Explore information derived from various satellite imagery sources
Access research-ready and customised datasets
Study environmental vulnerability, urban development and housing, inequalities, and wellbeing
User-friendly platform for social scientists, health researchers and policymakers

Imago, Data Service for Imagery

Unlocking the potential of satellite imagery to provide a richer understanding of urgent challenges facing the UK.

Imago, Data Service for Imagery is a data service that transforms the utility of satellite imagery to revolutionise our understanding of issues such as environmental vulnerability, urban development, housing, health and wellbeing.

Imago will achieve this goal by translating complex imagery data into data products researchers and policymakers require, delivering them through intuitive and user-friendly interfaces.

The team will grow capacity for using imagery-based data across a range of sectors, career stages, and disciplines.

Data focus

  • High-resolution satellite imagery across urban and rural environments
  • Remotely sensed imaging including nighttime lights, radar, or pollution, processed for applications in social sciences, public health, and policymaking
  • Intuitive metrics for sustainability, prosperity and wellbeing, derived from imagery across space and over time

What’s coming?

  • Engagement events with application partners and stakeholders to identify priorities
  • Data products that translate pixels into insights through AI, delivered to users in familiar formats, multiple geographies, and intuitive interfaces
  • Open training materials to demystify the use of imagery in social science, public health, and policymaking
  • Community events to nurture the creation, adoption, and use of imagery in non-traditional contexts

Satellite imagery supports planning decisions

Satellite imagery can help provide accurate assessments of air pollution and house prices, which have traditionally relied on extensive and expensive ‘on-the-ground’ data collection. 

In 2022, Imago members at the Alan Turing Institute partnered with the Geospatial Commission to explore how decisions about land use could be supported with geospatial data, including earth observation data and artificial intelligence.

The DemoLand project used data from multiple sources to predict quality-of-life indicators, including house prices and atmospheric pollution levels.
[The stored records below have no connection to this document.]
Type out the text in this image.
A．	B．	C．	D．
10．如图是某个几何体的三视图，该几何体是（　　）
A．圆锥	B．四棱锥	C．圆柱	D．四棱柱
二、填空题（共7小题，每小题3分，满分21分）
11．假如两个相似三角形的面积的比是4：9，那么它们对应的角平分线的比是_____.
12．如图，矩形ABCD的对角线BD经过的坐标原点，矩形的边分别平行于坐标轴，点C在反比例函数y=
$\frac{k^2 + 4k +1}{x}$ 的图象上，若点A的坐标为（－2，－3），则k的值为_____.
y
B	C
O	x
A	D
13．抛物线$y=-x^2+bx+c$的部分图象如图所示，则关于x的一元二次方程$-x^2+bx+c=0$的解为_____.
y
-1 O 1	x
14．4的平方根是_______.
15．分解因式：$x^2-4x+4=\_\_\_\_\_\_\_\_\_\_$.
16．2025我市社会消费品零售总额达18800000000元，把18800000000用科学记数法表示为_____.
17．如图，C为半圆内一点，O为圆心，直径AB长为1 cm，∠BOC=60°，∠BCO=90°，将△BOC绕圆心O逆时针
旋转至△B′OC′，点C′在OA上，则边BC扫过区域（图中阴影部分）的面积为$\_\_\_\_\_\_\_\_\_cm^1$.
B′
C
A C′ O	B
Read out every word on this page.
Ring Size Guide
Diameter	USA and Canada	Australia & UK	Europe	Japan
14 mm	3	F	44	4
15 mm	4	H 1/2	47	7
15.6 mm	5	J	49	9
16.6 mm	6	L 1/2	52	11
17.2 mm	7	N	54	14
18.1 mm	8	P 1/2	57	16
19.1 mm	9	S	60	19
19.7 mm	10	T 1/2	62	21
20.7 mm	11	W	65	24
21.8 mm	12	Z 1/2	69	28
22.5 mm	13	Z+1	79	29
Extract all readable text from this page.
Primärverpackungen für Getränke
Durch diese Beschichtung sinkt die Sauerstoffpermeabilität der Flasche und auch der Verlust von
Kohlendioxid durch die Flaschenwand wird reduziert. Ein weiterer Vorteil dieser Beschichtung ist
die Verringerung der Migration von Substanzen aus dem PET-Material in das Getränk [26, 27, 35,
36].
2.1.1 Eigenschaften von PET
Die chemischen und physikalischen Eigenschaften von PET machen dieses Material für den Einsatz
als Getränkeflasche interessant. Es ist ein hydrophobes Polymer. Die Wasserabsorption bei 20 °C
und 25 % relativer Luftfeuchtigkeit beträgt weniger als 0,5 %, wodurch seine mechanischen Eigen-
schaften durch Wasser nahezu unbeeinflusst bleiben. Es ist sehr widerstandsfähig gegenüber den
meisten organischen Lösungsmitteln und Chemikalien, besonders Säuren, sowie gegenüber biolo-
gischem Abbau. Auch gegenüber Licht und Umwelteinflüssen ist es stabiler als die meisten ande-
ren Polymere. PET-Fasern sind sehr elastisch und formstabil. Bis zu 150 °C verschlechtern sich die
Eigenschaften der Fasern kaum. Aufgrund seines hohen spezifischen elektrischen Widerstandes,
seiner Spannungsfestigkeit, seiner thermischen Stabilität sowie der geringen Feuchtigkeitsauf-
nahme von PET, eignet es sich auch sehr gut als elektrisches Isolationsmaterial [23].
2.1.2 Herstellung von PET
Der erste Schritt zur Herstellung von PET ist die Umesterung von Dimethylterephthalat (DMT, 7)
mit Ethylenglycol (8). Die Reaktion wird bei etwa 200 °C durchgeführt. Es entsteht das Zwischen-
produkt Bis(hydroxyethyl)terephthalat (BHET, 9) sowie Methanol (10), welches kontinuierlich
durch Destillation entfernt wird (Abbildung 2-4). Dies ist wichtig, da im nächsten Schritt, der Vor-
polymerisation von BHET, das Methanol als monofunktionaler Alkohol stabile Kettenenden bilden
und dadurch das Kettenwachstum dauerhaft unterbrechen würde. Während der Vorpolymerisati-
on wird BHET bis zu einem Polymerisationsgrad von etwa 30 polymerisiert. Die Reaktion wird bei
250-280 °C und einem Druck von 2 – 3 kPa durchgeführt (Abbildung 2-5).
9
The team studied data extracted from satellite images leveraged by foundation AI models. The findings showed satellite imagery can provide a powerful complement and supplement to these approaches.

The team

Imago brings together world-leading experts in earth observation, geographic data science, social science and public health. Leading the team are Professor Daniel Arribas-Bel from the University of Liverpool and Professor Rachel Franklin.